Grüne: Europaparlament macht Weg frei für Fracking ohne Umweltverträglichkeitsprüfungen

Straßburg (OTS) - "Die Gefahren des Frackings für Umwelt, Klima, Trinkwasser und Gesundheit sind hinlänglich bekannt. Trotzdem hat heute die Mehrheit des Europaparlaments in völlig unverantwortlicher Weise und gegen unseren Grünen Widerstand den Weg zur Schiefergasförderung ohne verpflichtende Umweltverträglichkeitsprüfungen frei gemacht. Damit können jetzt derartige Hochrisiko-Projekte gegen den Willen der Bürgerinnen und Bürger und gegen Umweltschutzinteressen durchgedrückt werden, ohne dass Mindeststandards für die Prüfung und öffentliche Beteiligung sichergestellt werden. Nach den Vorschlägen, die die Kommission im Januar zur Schiefergasförderung vorgelegt hat, die keinerlei verbindliche Vorgaben machten, ist das ein weiterer Schlag für die betroffenen Bürgerinnen und Bürger und für die Umwelt, den wir Grüne nicht akzeptieren können", erklärt Ulrike Lunacek, Vizepräsidentin der Grünen im Europaparlament, nach der heutigen Zustimmung im Straßburger Plenum für die Einigung in erster Lesung zwischen dem Parlament und dem Rat zur Richtlinie für Umweltverträglichkeitsprüfungen (UVP).

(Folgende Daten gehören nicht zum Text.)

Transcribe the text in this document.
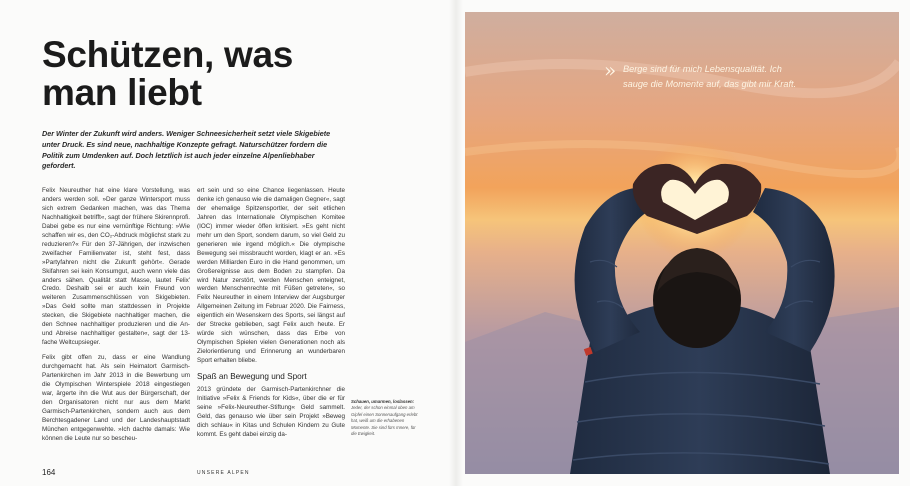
Schützen, was
man liebt

Der Winter der Zukunft wird anders. Weniger Schneesicherheit setzt viele Skigebiete unter Druck. Es sind neue, nachhaltige Konzepte gefragt. Naturschützer fordern die Politik zum Umdenken auf. Doch letztlich ist auch jeder einzelne Alpenliebhaber gefordert.

Felix Neureuther hat eine klare Vorstellung, was anders werden soll. »Der ganze Wintersport muss sich extrem Gedanken machen, was das Thema Nachhaltigkeit betrifft«, sagt der frühere Skirennprofi. Dabei gebe es nur eine vernünftige Richtung: »Wie schaffen wir es, den CO₂-Abdruck möglichst stark zu reduzieren?« Für den 37-Jährigen, der inzwischen zweifacher Familienvater ist, steht fest, dass »Partyfahren nicht die Zukunft gehört«. Gerade Skifahren sei kein Konsumgut, auch wenn viele das anders sähen. Qualität statt Masse, lautet Felix' Credo. Deshalb sei er auch kein Freund von weiteren Zusammenschlüssen von Skigebieten. »Das Geld sollte man stattdessen in Projekte stecken, die Skigebiete nachhaltiger machen, die den Schnee nachhaltiger produzieren und die An- und Abreise nachhaltiger gestalten«, sagt der 13-fache Weltcupsieger.

Felix gibt offen zu, dass er eine Wandlung durchgemacht hat. Als sein Heimatort Garmisch-Partenkirchen im Jahr 2013 in die Bewerbung um die Olympischen Winterspiele 2018 eingestiegen war, ärgerte ihn die Wut aus der Bürgerschaft, der den Organisatoren nicht nur aus dem Markt Garmisch-Partenkirchen, sondern auch aus dem Berchtesgadener Land und der Landeshauptstadt München entgegenwehte. »Ich dachte damals: Wie können die Leute nur so bescheu-

ert sein und so eine Chance liegenlassen. Heute denke ich genauso wie die damaligen Gegner«, sagt der ehemalige Spitzensportler, der seit etlichen Jahren das Internationale Olympischen Komitee (IOC) immer wieder öffen kritisiert. »Es geht nicht mehr um den Sport, sondern darum, so viel Geld zu generieren wie irgend möglich.« Die olympische Bewegung sei missbraucht worden, klagt er an. »Es werden Milliarden Euro in die Hand genommen, um Großereignisse aus dem Boden zu stampfen. Da wird Natur zerstört, werden Menschen enteignet, werden Menschenrechte mit Füßen getreten«, so Felix Neureuther in einem Interview der Augsburger Allgemeinen Zeitung im Februar 2020. Die Fairness, eigentlich ein Wesenskern des Sports, sei längst auf der Strecke geblieben, sagt Felix auch heute. Er würde sich wünschen, dass das Erbe von Olympischen Spielen vielen Generationen noch als Zielorientierung und Erinnerung an wunderbaren Sport erhalten bliebe.

Spaß an Bewegung und Sport

2013 gründete der Garmisch-Partenkirchner die Initiative »Felix & Friends for Kids«, über die er für seine »Felix-Neureuther-Stiftung« Geld sammelt. Geld, das genauso wie über sein Projekt »Beweg dich schlau« in Kitas und Schulen Kindern zu Gute kommt. Es geht dabei einzig da-

Schauen, umarmen, loslassen: Jeder, der schon einmal oben am Gipfel einen Sonnenaufgang erlebt hat, weiß um die erhabenen Momente. Sie sind fürs Innere, für die Ewigkeit.
164	UNSERE ALPEN
» Berge sind für mich Lebensqualität. Ich sauge die Momente auf, das gibt mir Kraft.
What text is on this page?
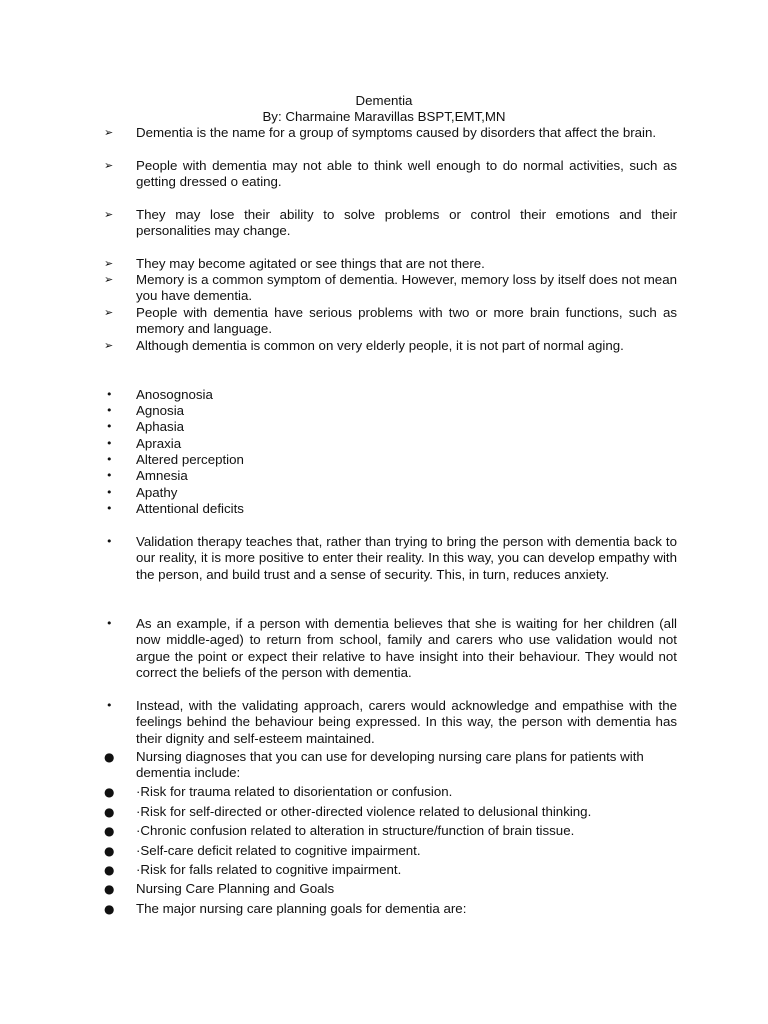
Dementia
By: Charmaine Maravillas BSPT,EMT,MN
➢	Dementia is the name for a group of symptoms caused by disorders that affect the brain.
➢	People with dementia may not able to think well enough to do normal activities, such as getting dressed o eating.
➢	They may lose their ability to solve problems or control their emotions and their personalities may change.
➢	They may become agitated or see things that are not there.
➢	Memory is a common symptom of dementia. However, memory loss by itself does not mean you have dementia.
➢	People with dementia have serious problems with two or more brain functions, such as memory and language.
➢	Although dementia is common on very elderly people, it is not part of normal aging.
•	Anosognosia
•	Agnosia
•	Aphasia
•	Apraxia
•	Altered perception
•	Amnesia
•	Apathy
•	Attentional deficits
•	Validation therapy teaches that, rather than trying to bring the person with dementia back to our reality, it is more positive to enter their reality. In this way, you can develop empathy with the person, and build trust and a sense of security. This, in turn, reduces anxiety.
•	As an example, if a person with dementia believes that she is waiting for her children (all now middle-aged) to return from school, family and carers who use validation would not argue the point or expect their relative to have insight into their behaviour. They would not correct the beliefs of the person with dementia.
•	Instead, with the validating approach, carers would acknowledge and empathise with the feelings behind the behaviour being expressed. In this way, the person with dementia has their dignity and self-esteem maintained.
●	Nursing diagnoses that you can use for developing nursing care plans for patients with dementia include:
●	·Risk for trauma related to disorientation or confusion.
●	·Risk for self-directed or other-directed violence related to delusional thinking.
●	·Chronic confusion related to alteration in structure/function of brain tissue.
●	·Self-care deficit related to cognitive impairment.
●	·Risk for falls related to cognitive impairment.
●	Nursing Care Planning and Goals
●	The major nursing care planning goals for dementia are:
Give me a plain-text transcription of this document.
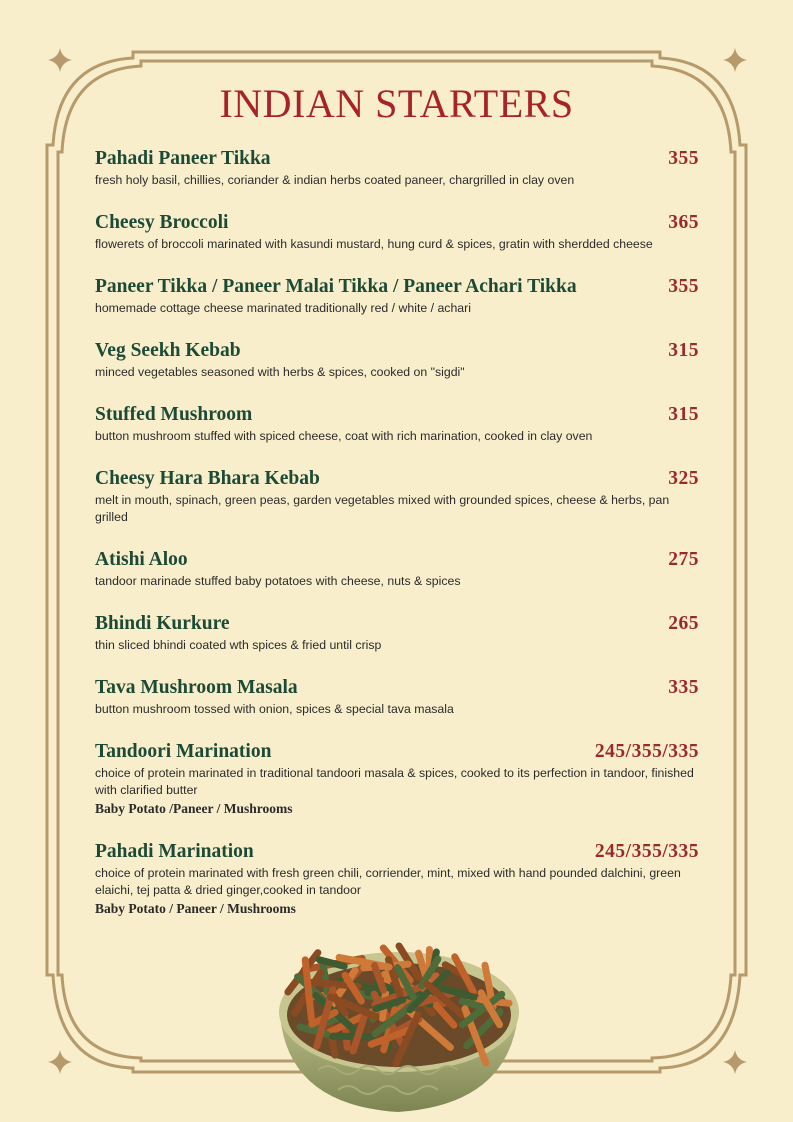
INDIAN STARTERS
Pahadi Paneer Tikka	355
fresh holy basil, chillies, coriander & indian herbs coated paneer, chargrilled in clay oven
Cheesy Broccoli	365
flowerets of broccoli marinated with kasundi mustard, hung curd & spices, gratin with sherdded cheese
Paneer Tikka / Paneer Malai Tikka / Paneer Achari Tikka	355
homemade cottage cheese marinated traditionally red / white / achari
Veg Seekh Kebab	315
minced vegetables seasoned with herbs & spices, cooked on "sigdi"
Stuffed Mushroom	315
button mushroom stuffed with spiced cheese, coat with rich marination, cooked in clay oven
Cheesy Hara Bhara Kebab	325
melt in mouth, spinach, green peas, garden vegetables mixed with grounded spices, cheese & herbs, pan grilled
Atishi Aloo	275
tandoor marinade stuffed baby potatoes with cheese, nuts & spices
Bhindi Kurkure	265
thin sliced bhindi coated wth spices & fried until crisp
Tava Mushroom Masala	335
button mushroom tossed with onion, spices & special tava masala
Tandoori Marination	245/355/335
choice of protein marinated in traditional tandoori masala & spices, cooked to its perfection in tandoor, finished with clarified butter
Baby Potato /Paneer / Mushrooms
Pahadi Marination	245/355/335
choice of protein marinated with fresh green chili, corriender, mint, mixed with hand pounded dalchini, green elaichi, tej patta & dried ginger,cooked in tandoor
Baby Potato / Paneer / Mushrooms
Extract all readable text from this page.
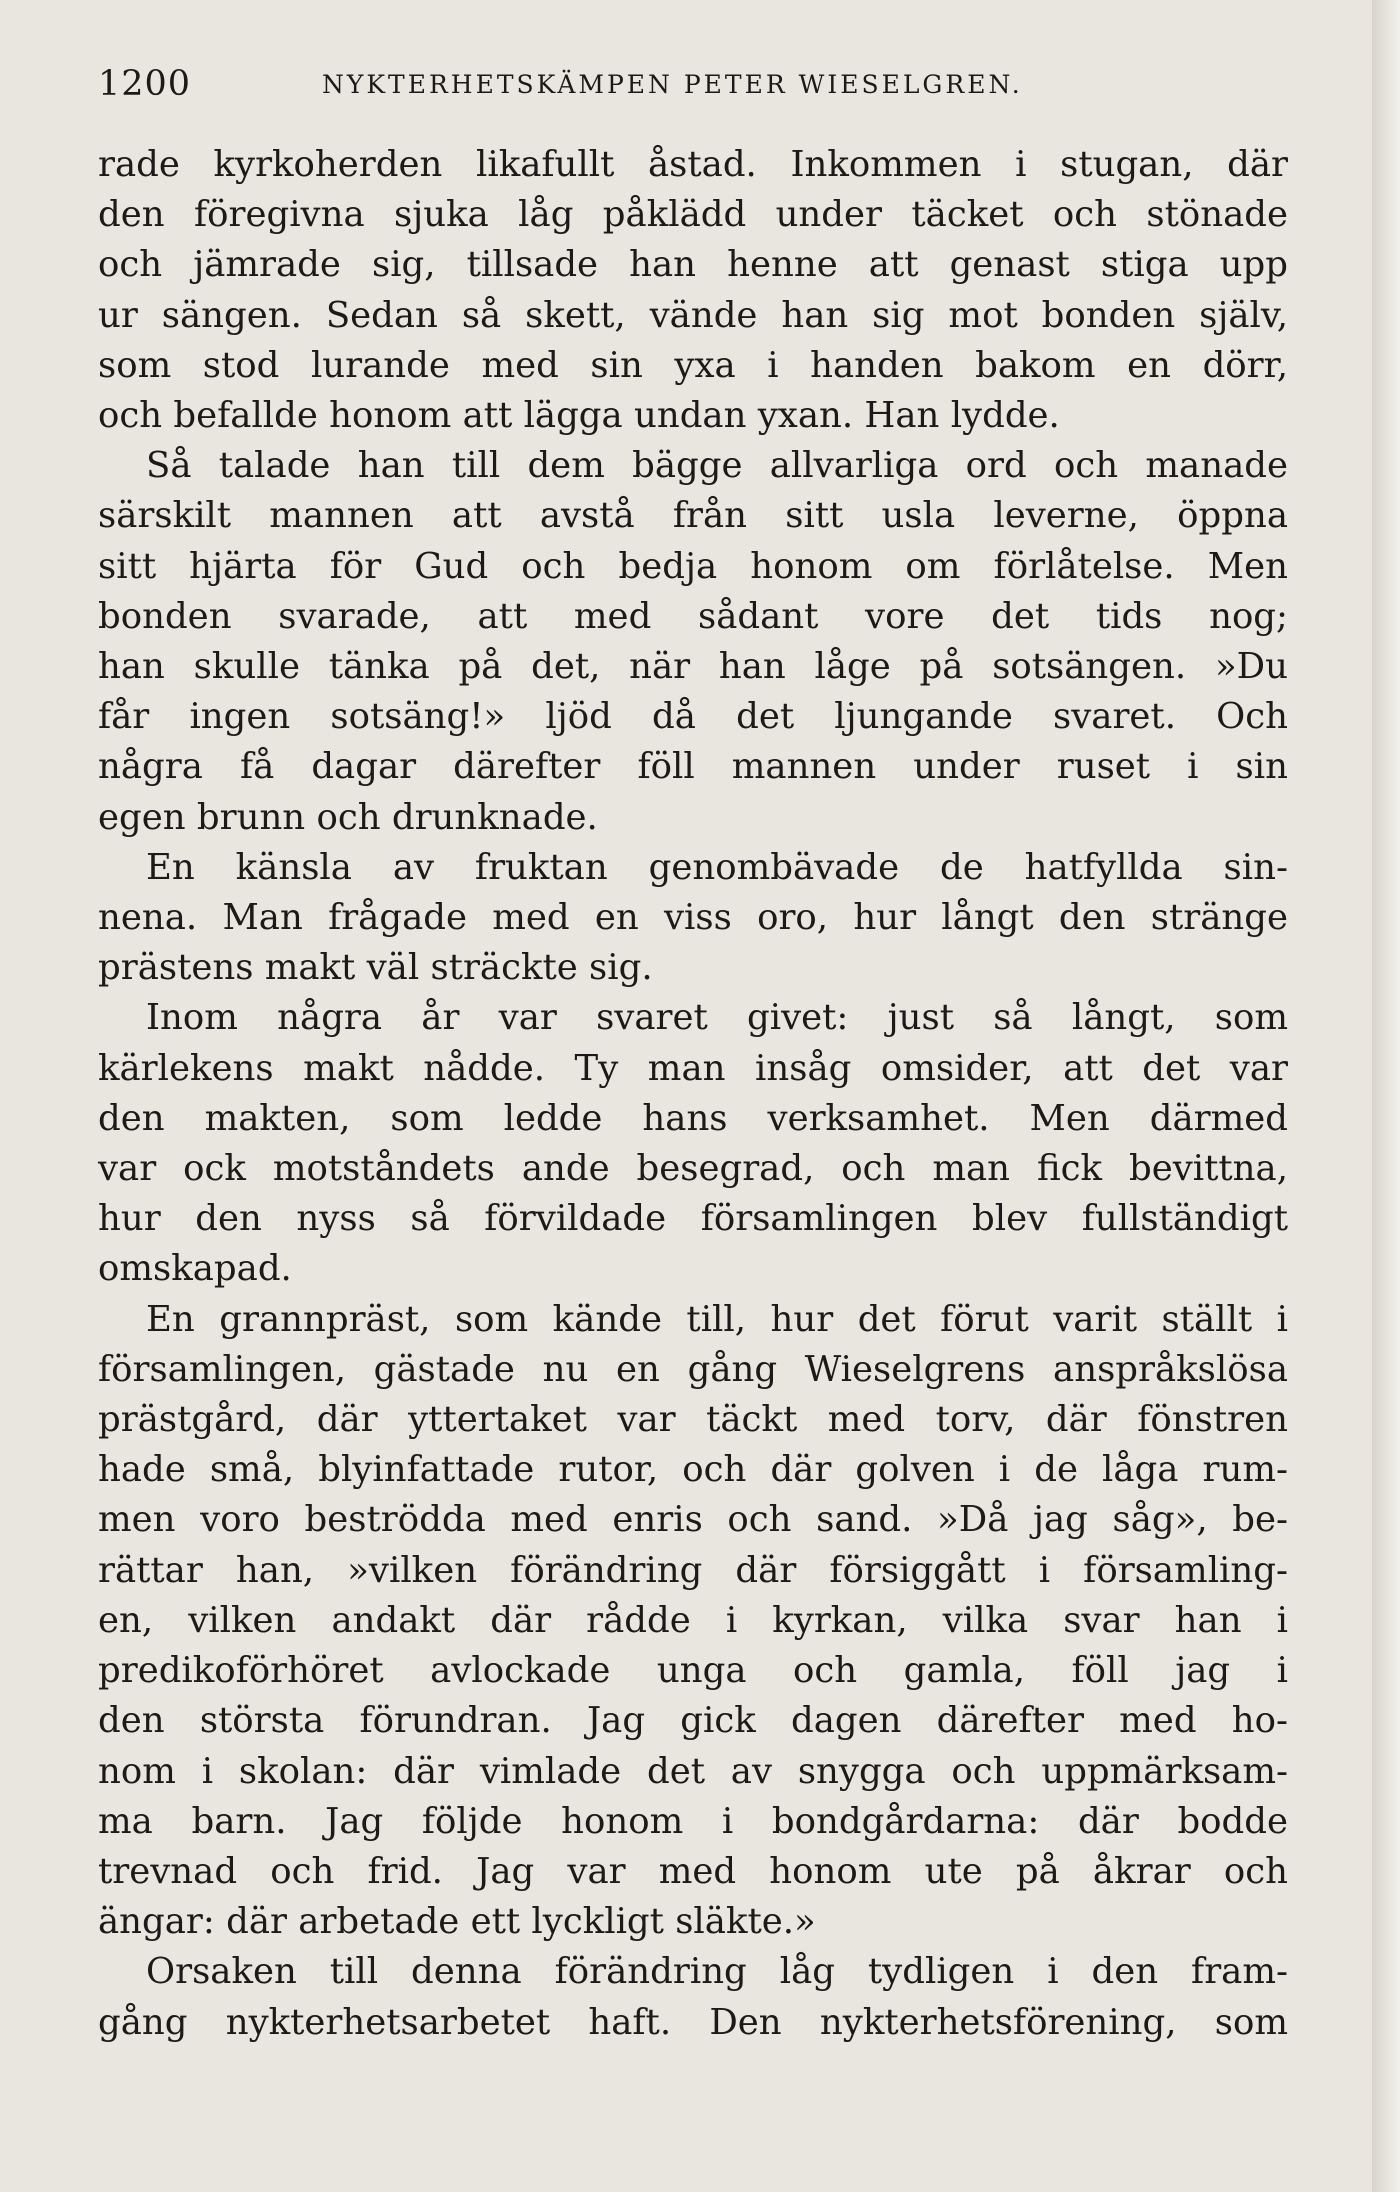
1200	NYKTERHETSKÄMPEN PETER WIESELGREN.

rade kyrkoherden likafullt åstad. Inkommen i stugan, där

den föregivna sjuka låg påklädd under täcket och stönade

och jämrade sig, tillsade han henne att genast stiga upp

ur sängen. Sedan så skett, vände han sig mot bonden själv,

som stod lurande med sin yxa i handen bakom en dörr,

och befallde honom att lägga undan yxan. Han lydde.

Så talade han till dem bägge allvarliga ord och manade

särskilt mannen att avstå från sitt usla leverne, öppna

sitt hjärta för Gud och bedja honom om förlåtelse. Men

bonden svarade, att med sådant vore det tids nog;

han skulle tänka på det, när han låge på sotsängen. »Du

får ingen sotsäng!» ljöd då det ljungande svaret. Och

några få dagar därefter föll mannen under ruset i sin

egen brunn och drunknade.

En känsla av fruktan genombävade de hatfyllda sin-

nena. Man frågade med en viss oro, hur långt den stränge

prästens makt väl sträckte sig.

Inom några år var svaret givet: just så långt, som

kärlekens makt nådde. Ty man insåg omsider, att det var

den makten, som ledde hans verksamhet. Men därmed

var ock motståndets ande besegrad, och man fick bevittna,

hur den nyss så förvildade församlingen blev fullständigt

omskapad.

En grannpräst, som kände till, hur det förut varit ställt i

församlingen, gästade nu en gång Wieselgrens anspråkslösa

prästgård, där yttertaket var täckt med torv, där fönstren

hade små, blyinfattade rutor, och där golven i de låga rum-

men voro beströdda med enris och sand. »Då jag såg», be-

rättar han, »vilken förändring där försiggått i församling-

en, vilken andakt där rådde i kyrkan, vilka svar han i

predikoförhöret avlockade unga och gamla, föll jag i

den största förundran. Jag gick dagen därefter med ho-

nom i skolan: där vimlade det av snygga och uppmärksam-

ma barn. Jag följde honom i bondgårdarna: där bodde

trevnad och frid. Jag var med honom ute på åkrar och

ängar: där arbetade ett lyckligt släkte.»

Orsaken till denna förändring låg tydligen i den fram-

gång nykterhetsarbetet haft. Den nykterhetsförening, som
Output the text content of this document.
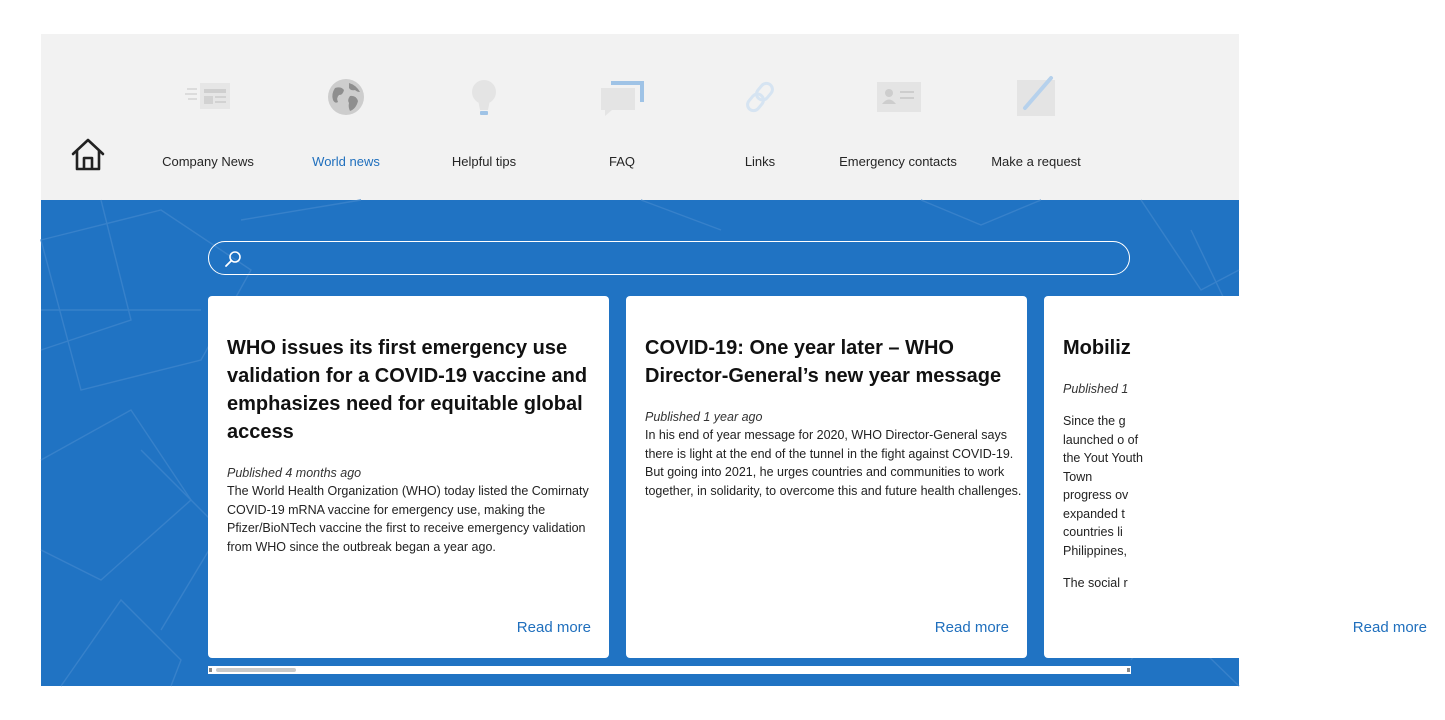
Company News	World news	Helpful tips	FAQ	Links	Emergency contacts	Make a request
WHO issues its first emergency use validation for a COVID-19 vaccine and emphasizes need for equitable global access
Published 4 months ago
The World Health Organization (WHO) today listed the Comirnaty COVID-19 mRNA vaccine for emergency use, making the Pfizer/BioNTech vaccine the first to receive emergency validation from WHO since the outbreak began a year ago.
Read more
COVID-19: One year later – WHO Director-General’s new year message
Published 1 year ago
In his end of year message for 2020, WHO Director-General says there is light at the end of the tunnel in the fight against COVID-19. But going into 2021, he urges countries and communities to work together, in solidarity, to overcome this and future health challenges.
Read more
Mobiliz
Published 1
Since the g launched o of the Yout Youth Town progress ov expanded t countries li Philippines,
The social r
Read more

Lunacek: "Angesichts der längst vorliegenden Erkenntnisse zu den Umwelt- und Gesundheitsrisiken und des wachsenden Widerstands in der Bevölkerung sollte Fracking in der EU grundsätzlich verboten werden. Die Gefahr der Belastung des Grundwassers durch die Anwendung giftiger Chemikalien ist mittlerweile gut dokumentiert. Sogar die EU-Kommission selbst hatte in verschiedenen Studien die zahlreichen Risiken benannt. Dass die Kommission, so wie jetzt auch noch das Europaparlament, die Hände in den Schoß legt und keine verbindlichen Vorgaben macht, ist eine Pflichtverletzung mit möglicherweise katastrophalen Folgen."